CAP. XIV: PICCOLI SEGRETI IN FAMIGLIA
Era un fresco pomeriggio di usiltin, alla fine del mese
della Fanciulla, quando Velthur andò a trovare Larsin, per raccontargli del suo
breve viaggio alle Colline di Leukun.
Sedevano nel portico della fattoria, bevendo una coppa di
vino. Anzi, nel caso di Larsin più di una coppa. Da quando Thymrel era scomparsa,
aveva preso a bere troppo frequentemente. Tendeva a ubriacarsi spesso e
volentieri e lavorava molto di meno. Spesso vagava nei campi, come alla ricerca
di qualcosa. Non si rassegnava alla scomparsa della ragazza, non si rassegnava
all’idea che Loraisan sarebbe cresciuto senza conoscere la sua madre naturale.
Larsin ascoltò con pazienza e senza fare troppe domande la
lunga narrazione di Velthur.
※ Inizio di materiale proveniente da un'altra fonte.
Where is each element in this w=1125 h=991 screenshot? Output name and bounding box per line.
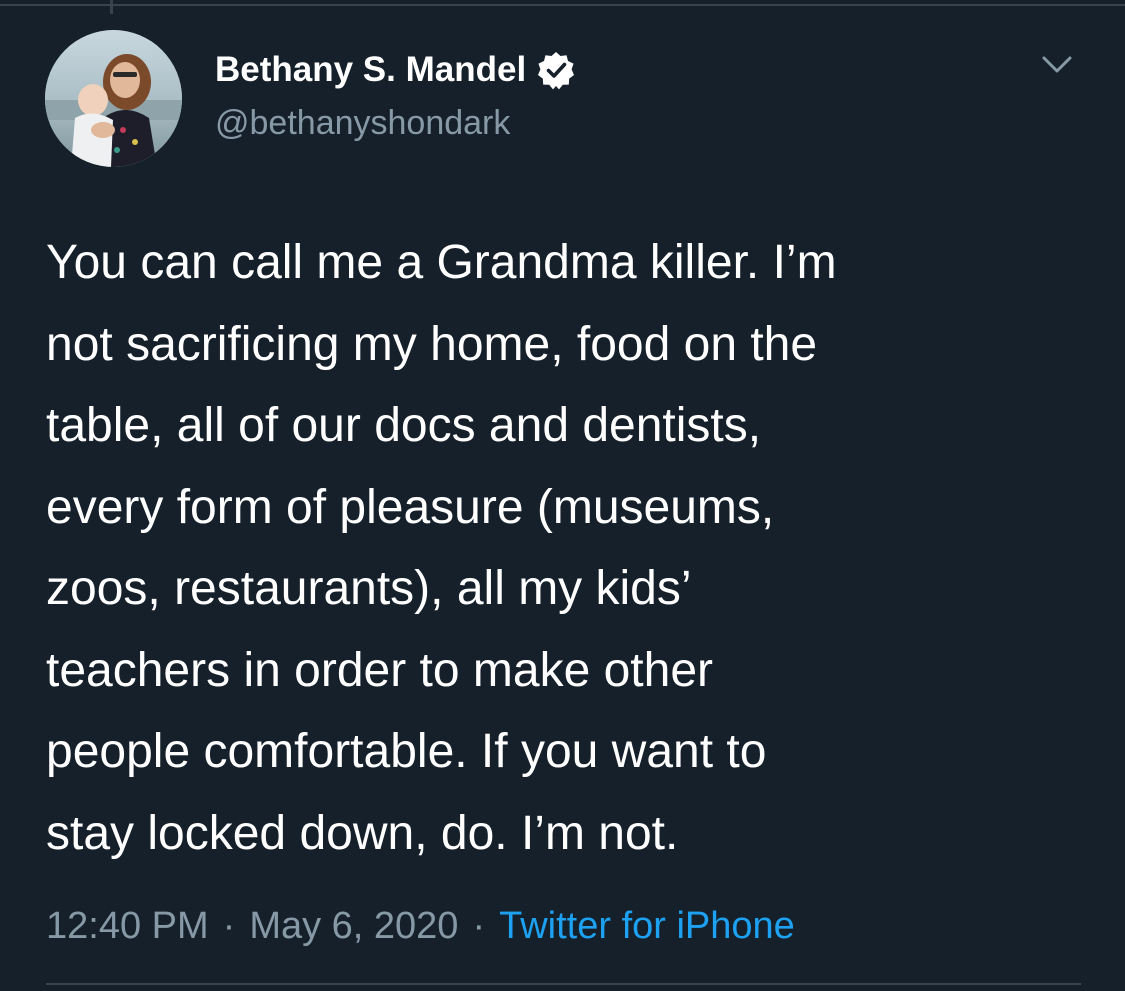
tweet-meta: 12:40 PM · May 6, 2020 · Twitter for iPh… xyxy=(46,905,795,948)
author-display-name[interactable]: Bethany S. Mandel xyxy=(215,50,526,90)
tweet-date[interactable]: May 6, 2020 xyxy=(249,905,458,948)
avatar-photo xyxy=(45,30,182,167)
avatar[interactable] xyxy=(45,30,182,167)
tweet-text-line: stay locked down, do. I’m not. xyxy=(46,806,679,860)
meta-separator: · xyxy=(472,905,486,947)
tweet-source-link[interactable]: Twitter for iPhone xyxy=(499,905,795,948)
tweet-text: You can call me a Grandma killer. I’m no… xyxy=(46,222,1086,874)
thread-connector-line xyxy=(110,0,113,14)
author-handle[interactable]: @bethanyshondark xyxy=(215,104,510,143)
tweet-text-line: table, all of our docs and dentists, xyxy=(46,399,762,452)
tweet-text-line: You can call me a Grandma killer. I’m xyxy=(46,236,837,289)
tweet-text-line: people comfortable. If you want to xyxy=(46,725,767,778)
verified-badge-icon xyxy=(536,50,576,90)
bottom-divider xyxy=(46,983,1081,985)
author-name-row[interactable]: Bethany S. Mandel xyxy=(215,48,576,92)
chevron-down-icon[interactable] xyxy=(1040,50,1074,78)
tweet-text-line: teachers in order to make other xyxy=(46,643,714,697)
tweet-time[interactable]: 12:40 PM xyxy=(46,905,209,948)
tweet-text-line: not sacrificing my home, food on the xyxy=(46,317,818,371)
meta-separator: · xyxy=(222,905,236,947)
tweet-text-line: every form of pleasure (museums, xyxy=(46,480,775,534)
top-divider xyxy=(0,4,1125,6)
tweet-text-line: zoos, restaurants), all my kids’ xyxy=(46,562,692,615)
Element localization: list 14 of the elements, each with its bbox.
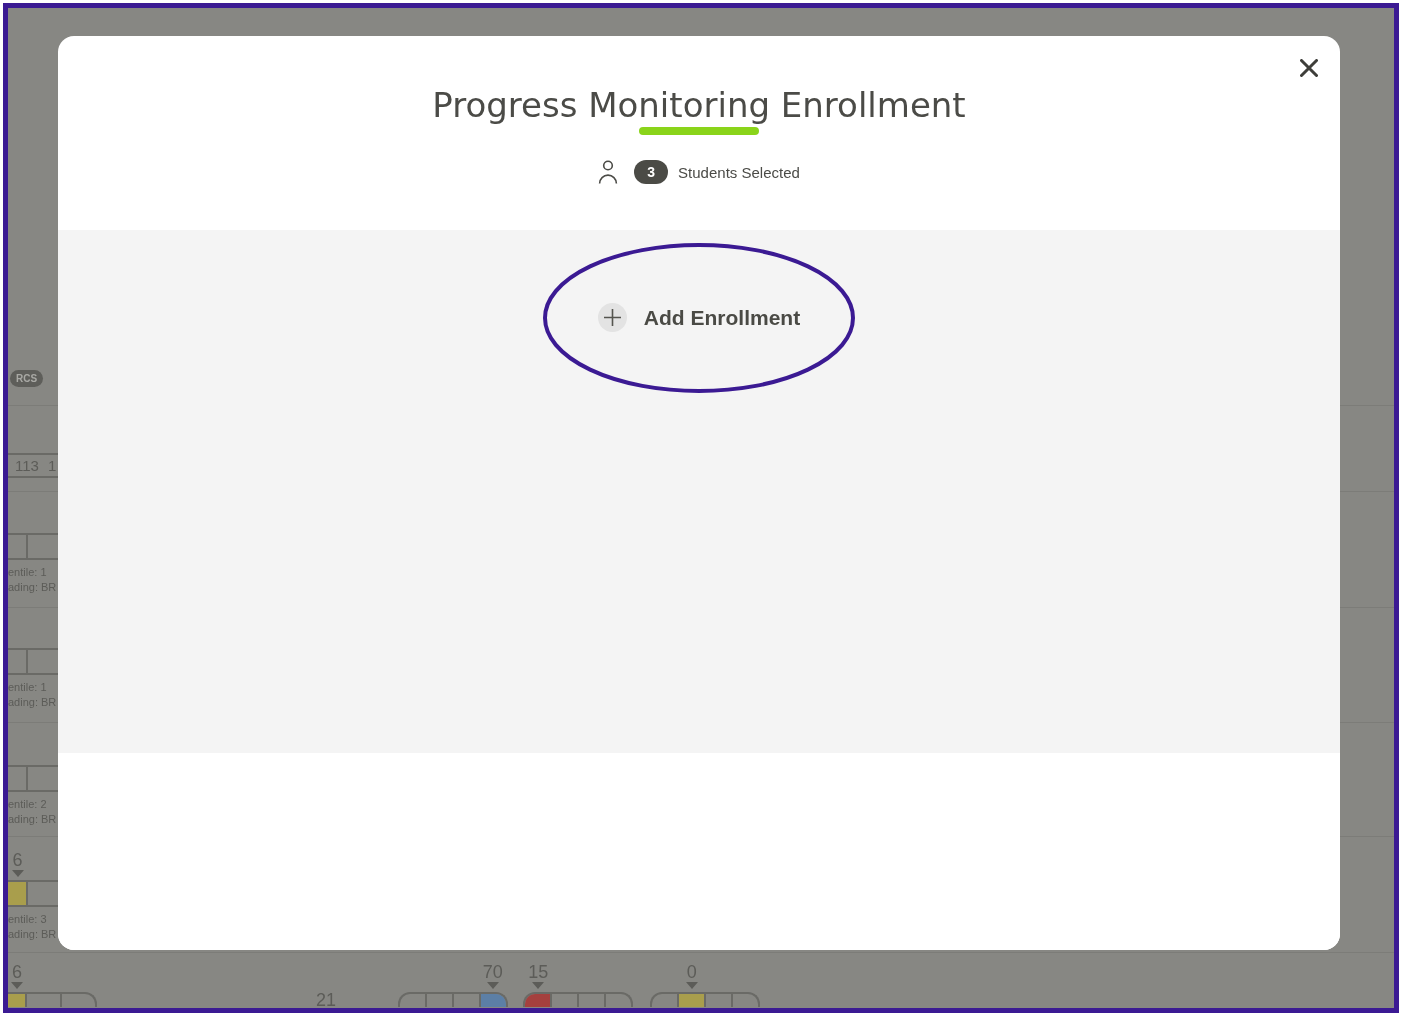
- pointer-icon: [11, 870, 24, 877]
- pointer-icon: [685, 982, 698, 989]
- tag-badge: RCS: [10, 370, 44, 387]
- person-icon: [598, 160, 619, 184]
- add-enrollment-button[interactable]: Add Enrollment: [597, 303, 801, 332]
- plus-icon: [597, 303, 627, 332]
- count-badge: 3: [634, 160, 669, 184]
- pointer-icon: [486, 982, 499, 989]
- close-button[interactable]: [1300, 59, 1318, 77]
- selection-label: Students Selected: [678, 163, 800, 181]
- close-icon: [1300, 59, 1318, 77]
- pointer-icon: [11, 982, 23, 989]
- pointer-icon: [532, 982, 545, 989]
- modal-title: Progress Monitoring Enrollment: [432, 85, 966, 125]
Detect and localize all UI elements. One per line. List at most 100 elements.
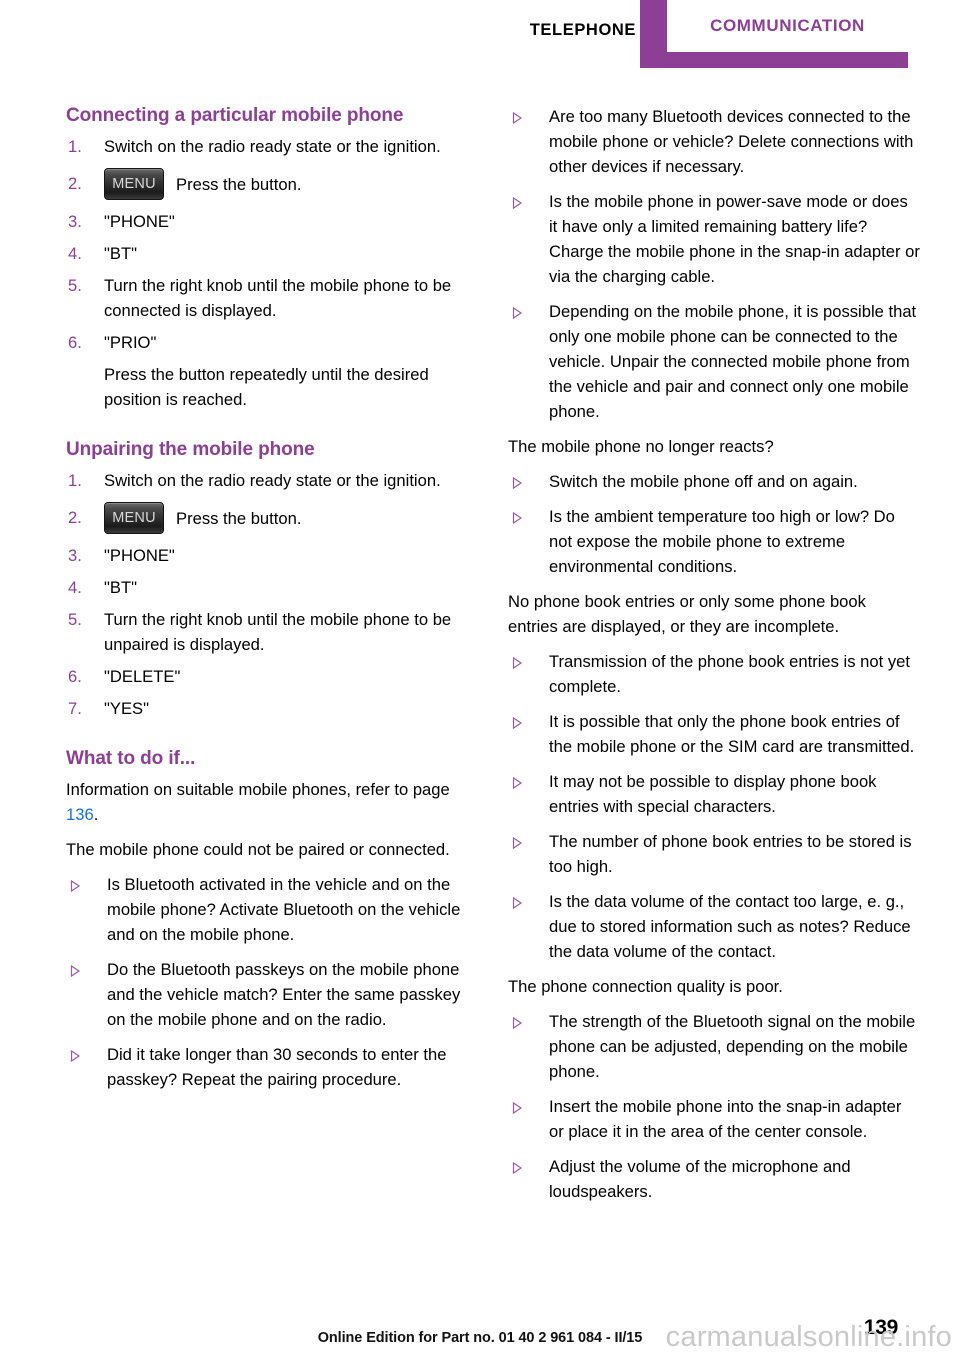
step-number: 2. <box>68 508 82 527</box>
bullet-list-connection-quality: The strength of the Bluetooth signal on … <box>508 1009 920 1204</box>
menu-key-icon: MENU <box>104 168 164 200</box>
list-item: Is Bluetooth activated in the vehicle an… <box>66 872 478 947</box>
step-number: 5. <box>68 276 82 295</box>
step-item: 6. "DELETE" <box>66 664 478 689</box>
list-item: Is the mobile phone in power-save mode o… <box>508 189 920 289</box>
step-item: 1. Switch on the radio ready state or th… <box>66 468 478 493</box>
footer-edition-text: Online Edition for Part no. 01 40 2 961 … <box>317 1330 643 1346</box>
list-item: Did it take longer than 30 seconds to en… <box>66 1042 478 1092</box>
list-item: Depending on the mobile phone, it is pos… <box>508 299 920 424</box>
list-item: The number of phone book entries to be s… <box>508 829 920 879</box>
step-item: 3. "PHONE" <box>66 209 478 234</box>
list-item-text: Insert the mobile phone into the snap-in… <box>549 1097 902 1141</box>
heading-connecting-particular-mobile-phone: Connecting a particular mobile phone <box>66 105 404 126</box>
step-text: Press the button. <box>176 174 302 194</box>
list-item-text: Do the Bluetooth passkeys on the mobile … <box>107 960 461 1029</box>
list-item-text: The number of phone book entries to be s… <box>549 832 912 876</box>
problem-statement: The phone connection quality is poor. <box>508 977 783 996</box>
step-number: 5. <box>68 610 82 629</box>
page-footer: Online Edition for Part no. 01 40 2 961 … <box>0 1302 960 1362</box>
bullet-list-pairing-issues-continued: Are too many Bluetooth devices connected… <box>508 104 920 424</box>
list-item-text: Is the data volume of the contact too la… <box>549 892 911 961</box>
heading-what-to-do-if: What to do if... <box>66 748 196 769</box>
list-item-text: The strength of the Bluetooth signal on … <box>549 1012 916 1081</box>
list-item-text: Is the ambient temperature too high or l… <box>549 507 895 576</box>
step-item: 3. "PHONE" <box>66 543 478 568</box>
right-column: Are too many Bluetooth devices connected… <box>508 104 920 1214</box>
step-item: 2. MENU Press the button. <box>66 502 478 534</box>
step-number: 2. <box>68 174 82 193</box>
list-item: Are too many Bluetooth devices connected… <box>508 104 920 179</box>
step-number: 4. <box>68 244 82 263</box>
step-number: 6. <box>68 667 82 686</box>
steps-unpairing: 1. Switch on the radio ready state or th… <box>66 468 478 721</box>
list-item-text: Are too many Bluetooth devices connected… <box>549 107 914 176</box>
step-number: 1. <box>68 137 82 156</box>
list-item-text: Is Bluetooth activated in the vehicle an… <box>107 875 461 944</box>
list-item-text: Transmission of the phone book entries i… <box>549 652 910 696</box>
step-number: 4. <box>68 578 82 597</box>
step-item: 5. Turn the right knob until the mobile … <box>66 607 478 657</box>
left-column: Connecting a particular mobile phone 1. … <box>66 104 478 1102</box>
intro-text-after: . <box>93 805 99 824</box>
step-number: 6. <box>68 333 82 352</box>
page-header: TELEPHONE COMMUNICATION <box>0 0 960 76</box>
step-text: "YES" <box>104 699 149 718</box>
list-item-text: Did it take longer than 30 seconds to en… <box>107 1045 447 1089</box>
list-item-text: Adjust the volume of the microphone and … <box>549 1157 851 1201</box>
step-item: 7. "YES" <box>66 696 478 721</box>
step-text: "PRIO" <box>104 333 157 352</box>
step-item: 5. Turn the right knob until the mobile … <box>66 273 478 323</box>
list-item: It is possible that only the phone book … <box>508 709 920 759</box>
list-item: It may not be possible to display phone … <box>508 769 920 819</box>
intro-text-before: Information on suitable mobile phones, r… <box>66 780 450 799</box>
step-item: 6. "PRIO" <box>66 330 478 355</box>
list-item-text: It may not be possible to display phone … <box>549 772 877 816</box>
step-number: 1. <box>68 471 82 490</box>
step-number: 7. <box>68 699 82 718</box>
step-text: Turn the right knob until the mobile pho… <box>104 610 452 654</box>
step-text: Switch on the radio ready state or the i… <box>104 471 441 490</box>
step-text: Press the button. <box>176 508 302 528</box>
page-number: 139 <box>863 1316 898 1339</box>
step-text: "PHONE" <box>104 546 175 565</box>
step-number: 3. <box>68 546 82 565</box>
list-item: Transmission of the phone book entries i… <box>508 649 920 699</box>
step-text: "PHONE" <box>104 212 175 231</box>
list-item: Insert the mobile phone into the snap-in… <box>508 1094 920 1144</box>
list-item-text: Depending on the mobile phone, it is pos… <box>549 302 917 421</box>
list-item-text: Is the mobile phone in power-save mode o… <box>549 192 920 286</box>
list-item-text: Switch the mobile phone off and on again… <box>549 472 858 491</box>
header-chapter-label: TELEPHONE <box>529 21 636 39</box>
problem-statement: The mobile phone could not be paired or … <box>66 840 450 859</box>
step-item: 4. "BT" <box>66 241 478 266</box>
bullet-list-phone-book-issues: Transmission of the phone book entries i… <box>508 649 920 964</box>
step-text: Switch on the radio ready state or the i… <box>104 137 441 156</box>
section-tab-inner: COMMUNICATION <box>667 0 908 52</box>
list-item: The strength of the Bluetooth signal on … <box>508 1009 920 1084</box>
intro-paragraph: Information on suitable mobile phones, r… <box>66 777 478 827</box>
heading-unpairing-mobile-phone: Unpairing the mobile phone <box>66 439 315 460</box>
bullet-list-pairing-issues: Is Bluetooth activated in the vehicle an… <box>66 872 478 1092</box>
step-text: Turn the right knob until the mobile pho… <box>104 276 452 320</box>
bullet-list-no-reaction: Switch the mobile phone off and on again… <box>508 469 920 579</box>
section-tab-label: COMMUNICATION <box>710 16 865 35</box>
problem-statement: No phone book entries or only some phone… <box>508 592 866 636</box>
step-item: 1. Switch on the radio ready state or th… <box>66 134 478 159</box>
list-item: Do the Bluetooth passkeys on the mobile … <box>66 957 478 1032</box>
step-text: "BT" <box>104 578 137 597</box>
list-item-text: It is possible that only the phone book … <box>549 712 915 756</box>
step-item: 2. MENU Press the button. <box>66 168 478 200</box>
page-reference-link[interactable]: 136 <box>66 805 94 824</box>
menu-key-icon: MENU <box>104 502 164 534</box>
steps-connecting: 1. Switch on the radio ready state or th… <box>66 134 478 355</box>
step-note: Press the button repeatedly until the de… <box>104 365 429 409</box>
list-item: Is the data volume of the contact too la… <box>508 889 920 964</box>
problem-statement: The mobile phone no longer reacts? <box>508 437 774 456</box>
step-number: 3. <box>68 212 82 231</box>
list-item: Adjust the volume of the microphone and … <box>508 1154 920 1204</box>
section-tab-communication: COMMUNICATION <box>640 0 908 68</box>
step-text: "DELETE" <box>104 667 181 686</box>
list-item: Switch the mobile phone off and on again… <box>508 469 920 494</box>
step-item: 4. "BT" <box>66 575 478 600</box>
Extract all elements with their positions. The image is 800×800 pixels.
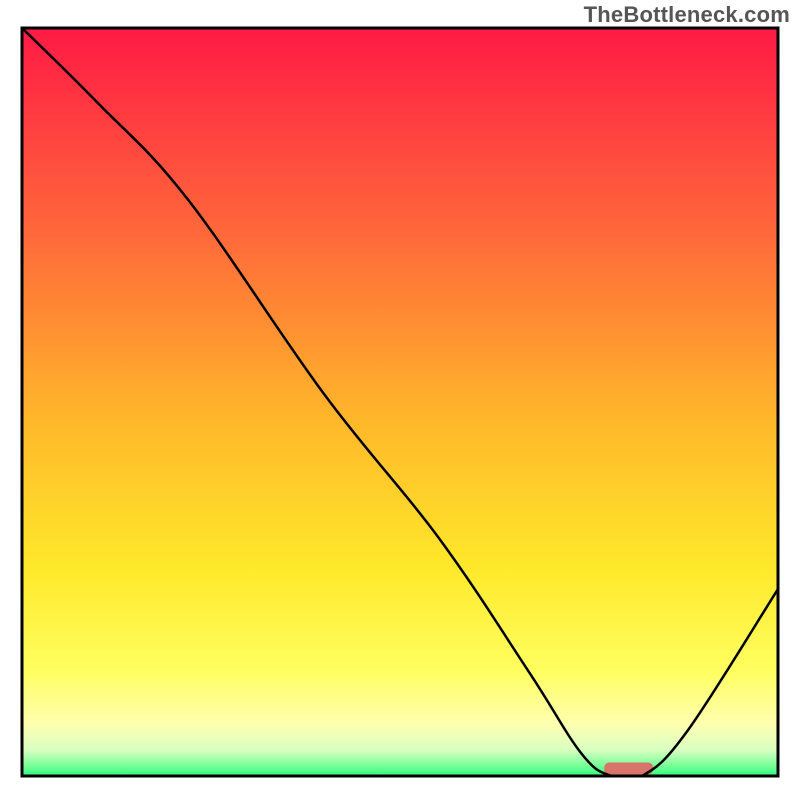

Ogni tanto scuoteva il capo quando la narrazione
sembrava troppo fantastica e anomala, per esempio quando l’amico raccontò delle
incredibili visioni che gli aveva dato il vino delle Fate offertogli dal
vecchio Sethir.
Quando Velthur ebbe finito, Larsin fece la domanda che gli
premeva di più.
«Allora, le Tre Regine delle Fate non hanno saputo dirti che
fine ha fatto Thymrel?».
«No, dicono di non poterlo fare. Loro dicono che è
nell’Altrove. Non la possono raggiungere, ma non hanno escluso la possibilità
che la possiamo raggiungere noi. Anche se mi hanno messo molto in guardia dal
volere investigare nell’Altrove. Loro temono che io voglia avventurarmi troppo
in là, sulle orme dell’eremita».
«E cosa significa “nell’Altrove”? Quelle non parlano mai
chiaramente. Gli Dei le maledicano!».
«Un altro al mio posto ti avrebbe detto di tacere, per non
attirare la loro maledizione. Io ti dico solo che non è colpa loro. L’Altrove è
semplicemente non essere più in questo mondo. Loro dicono che esistono altri
mondi oltre al nostro, invisibili e irraggiungibili, almeno per loro, e la loro
vista magica non riesce a spingersi oltre i confini del nostro mondo. Possono
vedere luoghi lontanissimi su questa terra, momenti del passato anche molto
remoti, o del futuro, ma tutto ciò che non è di questo mondo loro non lo
vedono.
E quello che è sconcertante, è che non vedono il bambino di Thymrel.
Per loro, anche lui non è di questo mondo».
«Senti: quelle ti hanno preso in giro! Sei disposto a
credere a queste baggianate?».
«Non lo so, ma penso che siano in buona fede. Non sto
dicendo che tutto quello che mi hanno detto sia vero, sto dicendo solo che loro
credono che sia vero. Ma a me, a dire il vero, non importa molto sapere cosa
credono loro o chiunque altro. A me importa solo sapere. La chiave è
quell’ometto, quell’eremita. Bisogna scoprire cosa nasconde. Forse lui sa che
fine ha fatto Thymrel».
«Cosa proponi? Sequestrarlo e torturarlo per farlo
confessare?».
«No, se non sarà necessario. Diverrò suo amico, e cercherò
di scoprire qualcosa sul suo conto. Le Tre Madri del Fato mi hanno detto di
fare così, e intendo seguire il loro consiglio. Anzi, ho già cominciato. L’ho
visto stamattina al Santuario d’Ambra. Gli ho detto che ero interessato alla
traduzione delle iscrizioni che stava facendo, e ho cercato di attaccare
bottone parlando dei nostri rispettivi studi. Ha ammesso di essere un alchimista
e un ricercatore di antiche dottrine. Mi ha detto che posso andare a trovarlo
nel suo eremo il prossimo usiltin».
«Perché non oggi, invece?».
«Mi ha detto che oggi aveva un impegno con un’altra persona.
Non ho fatto domande e ho accettato la sua decisione».
«Ci andrai da solo?».
«Penso di no. Credo che ci sarà Menkhu, il figlio di Prukhu,
a proteggermi le spalle. E forse anche quello Gnomo, Azyel».
«Che storia. Avrei un sacco di domande da fare a
quell’Azyel, se davvero la sa tanto lunga. Per esempio, perché nessuno della
sua stirpe è venuto a reclamare la coppa di legno che ho trovato su Monte
Leccio, come è successo allo scialle trovato da Maxtran?».